Fine-tune models for structured function calling with tool schemas.

Train with quantization for deployment-ready models.

***

## Parallelism and Scaling

NeMo AutoModel leverages PyTorch-native parallelism strategies to scale training from a single GPU to multi-node clusters.

Fully Sharded Data Parallelism with DTensor for memory-efficient distributed training. Supports Hybrid Sharding (HSDP) for multi-node.

Torch-native pipelining composable with FSDP2 and DTensor for 3D parallelism.

FP8 training via torchao for reduced memory and higher throughput on supported models.

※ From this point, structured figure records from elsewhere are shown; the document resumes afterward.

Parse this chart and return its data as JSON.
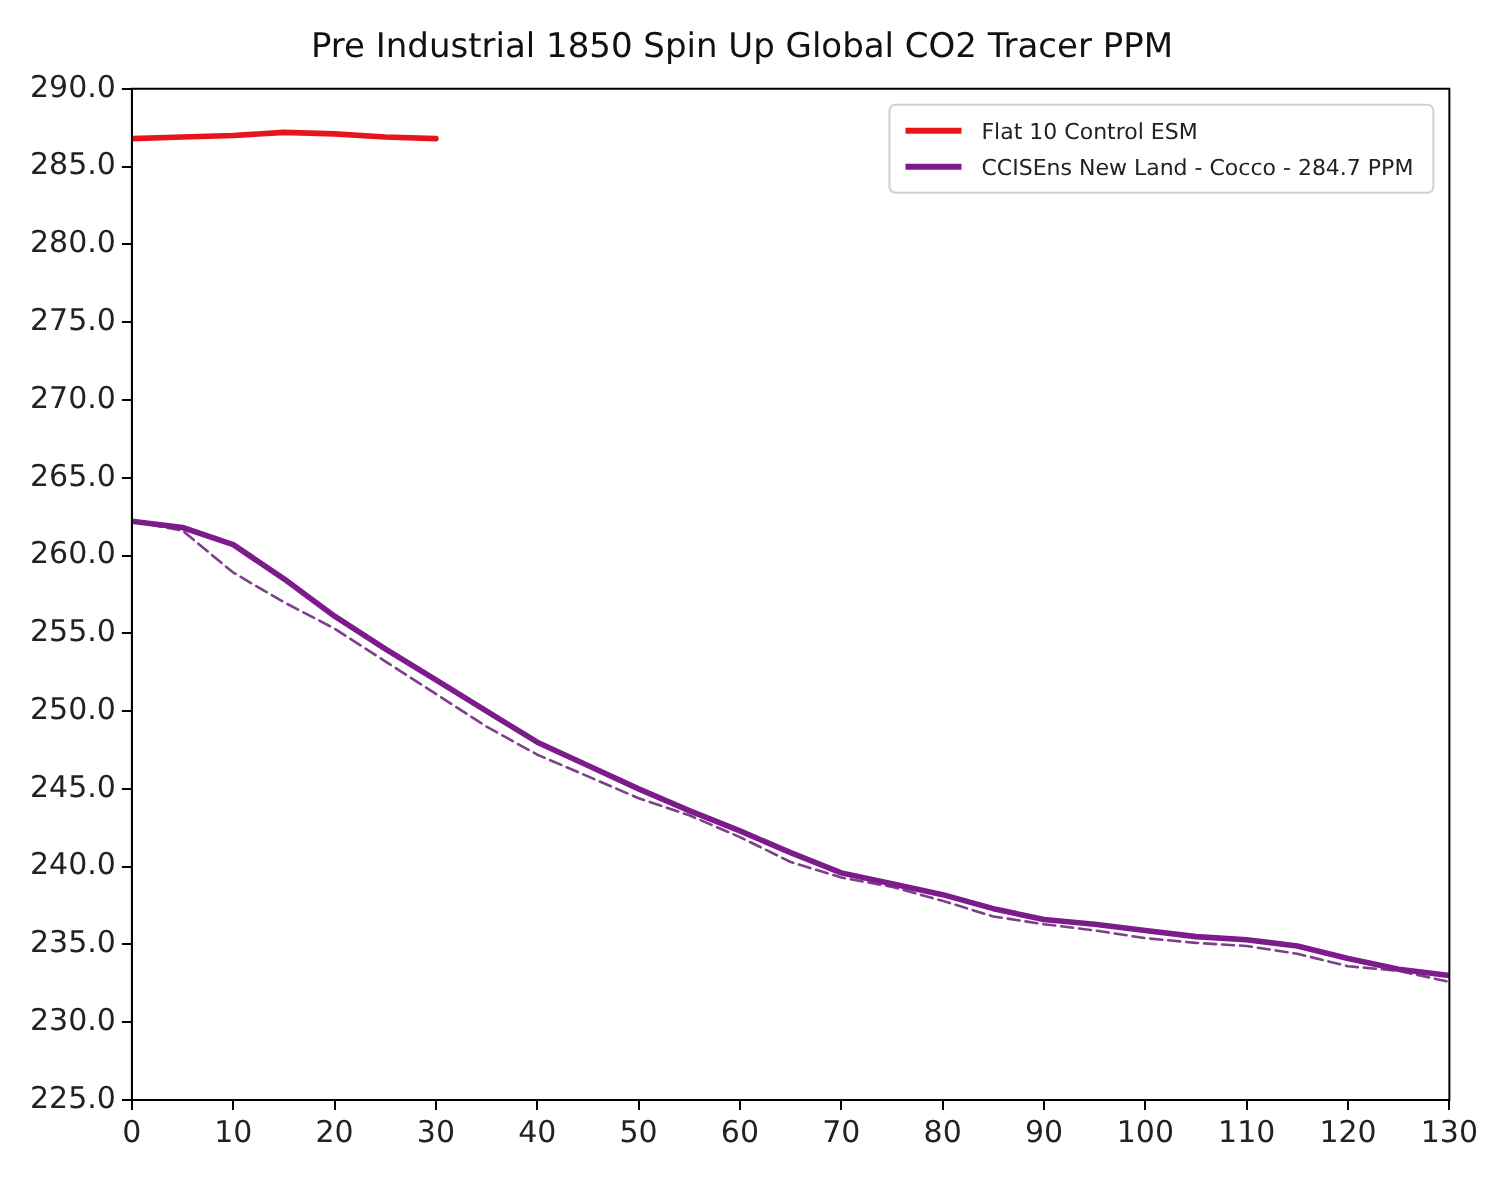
{
  "chart_data": {
    "type": "line",
    "title": "Pre Industrial 1850 Spin Up Global CO2 Tracer PPM",
    "xlim": [
      0,
      130
    ],
    "xticks": [
      0,
      10,
      20,
      30,
      40,
      50,
      60,
      70,
      80,
      90,
      100,
      110,
      120,
      130
    ],
    "ylim": [
      225,
      290
    ],
    "yticks": [
      {
        "value": 225,
        "label": "225.0"
      },
      {
        "value": 230,
        "label": "230.0"
      },
      {
        "value": 235,
        "label": "235.0"
      },
      {
        "value": 240,
        "label": "240.0"
      },
      {
        "value": 245,
        "label": "245.0"
      },
      {
        "value": 250,
        "label": "250.0"
      },
      {
        "value": 255,
        "label": "255.0"
      },
      {
        "value": 260,
        "label": "260.0"
      },
      {
        "value": 265,
        "label": "265.0"
      },
      {
        "value": 270,
        "label": "270.0"
      },
      {
        "value": 275,
        "label": "275.0"
      },
      {
        "value": 280,
        "label": "280.0"
      },
      {
        "value": 285,
        "label": "285.0"
      },
      {
        "value": 290,
        "label": "290.0"
      }
    ],
    "grid": false,
    "legend": "top right",
    "marker": "none",
    "series": [
      {
        "name": "Flat 10 Control ESM",
        "color": "#e8141c",
        "line_style": "solid",
        "x": [
          0,
          5,
          10,
          15,
          20,
          25,
          30
        ],
        "values": [
          286.8,
          286.9,
          287.0,
          287.2,
          287.1,
          286.9,
          286.8
        ]
      },
      {
        "name": "CCISEns New Land - Cocco - 284.7 PPM",
        "color": "#7d1a8c",
        "line_style": "solid",
        "x": [
          0,
          5,
          10,
          15,
          20,
          25,
          30,
          35,
          40,
          45,
          50,
          55,
          60,
          65,
          70,
          75,
          80,
          85,
          90,
          95,
          100,
          105,
          110,
          115,
          120,
          125,
          130
        ],
        "values": [
          262.2,
          261.8,
          260.7,
          258.5,
          256.1,
          254.0,
          252.0,
          250.0,
          248.0,
          246.5,
          245.0,
          243.6,
          242.3,
          240.9,
          239.6,
          238.9,
          238.2,
          237.3,
          236.6,
          236.3,
          235.9,
          235.5,
          235.3,
          234.9,
          234.1,
          233.4,
          233.0
        ]
      },
      {
        "color": "#7e3f8a",
        "line_style": "dashed",
        "x": [
          0,
          5,
          10,
          15,
          20,
          25,
          30,
          35,
          40,
          45,
          50,
          55,
          60,
          65,
          70,
          75,
          80,
          85,
          90,
          95,
          100,
          105,
          110,
          115,
          120,
          125,
          130
        ],
        "values": [
          262.2,
          261.6,
          258.9,
          257.0,
          255.3,
          253.2,
          251.1,
          249.0,
          247.2,
          245.8,
          244.4,
          243.3,
          241.9,
          240.3,
          239.3,
          238.7,
          237.8,
          236.8,
          236.3,
          235.9,
          235.4,
          235.1,
          234.9,
          234.4,
          233.6,
          233.3,
          232.6
        ]
      }
    ]
  }
}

Add a `slurm:` section to any YAML config and launch with the `automodel` CLI. See the [Cluster guide](/job-launchers/slurm-cluster).

***

## Core Concepts

### Recipes

Recipes are executable Python scripts paired with YAML configuration files. Each recipe defines a complete training workflow:

1. **Load** a model and tokenizer from Hugging Face (via `_target_` in YAML)
2. **Prepare** a dataset with the appropriate collator and chat template
3. **Train** with a configurable loop (gradient accumulation, validation, logging)
4. **Checkpoint** using Distributed Checkpoint (DCP) with SafeTensors output

```yaml
recipe:
  _target_: nemo_automodel.recipes.llm.train_ft.TrainFinetuneRecipeForNextTokenPrediction

model:
  _target_: nemo_automodel.NeMoAutoModelForCausalLM.from_pretrained
  pretrained_model_name_or_path: meta-llama/Llama-3.2-1B

dataset:
  _target_: nemo_automodel.components.datasets.llm.squad.make_squad_dataset
  dataset_name: rajpurkar/squad
  split: train
```

Override any field from the CLI:

```bash
automodel --nproc-per-node=8 examples/llm_finetune/llama3_2/llama3_2_1b_squad.yaml \
  --step_scheduler.local_batch_size 16
```

### Components

Components are modular, self-contained building blocks that recipes assemble:

| Component      | Purpose                                                               |
| -------------- | --------------------------------------------------------------------- |
| `datasets/`    | LLM and VLM datasets with collators, tokenization, and chat templates |
| `distributed/` | FSDP2, MegatronFSDP, tensor/sequence/pipeline parallelism             |
| `_peft/`       | LoRA and QLoRA implementations                                        |
| `attention/`   | Fused attention, rotary embeddings, FlexAttn                          |
| `checkpoint/`  | DCP save/load with SafeTensors output                                 |
| `moe/`         | Mixture of Experts routing and DeepEP integration                     |
| `optim/`       | Optimizers and LR schedulers                                          |
| `loss/`        | Cross-entropy, linear cross-entropy, KD loss                          |
| `launcher/`    | SLURM and interactive job launch                                      |

Each component can be used independently and has no cross-module imports.

### The `automodel` CLI

The CLI simplifies job launch across environments:

```bash
# Single-node interactive
automodel config.yaml

# Multi-node SLURM batch
sbatch my_cluster.sub  # copy slurm.sub, edit CONFIG & SBATCH directives, then submit
```

See the [Run on Your Local Workstation](/job-launchers/local-workstation) and [Cluster](/job-launchers/slurm-cluster) guides.

***

## Checkpointing

NeMo AutoModel writes Distributed Checkpoints (DCP) with SafeTensors shards. Checkpoints carry partition metadata to:

* **Merge** into a single Hugging Face-compatible checkpoint for inference or sharing.
* **Reshard** when loading onto a different mesh or topology.
* **Resume** training from any checkpoint without manual intervention.

See the [Checkpointing guide](/development/checkpointing) for details.

## Experiment Tracking

NeMo AutoModel integrates with MLflow and Weights & Biases for experiment tracking, metric logging, and artifact management. See the [Experiment Tracking guide](/development/mlflow-logging).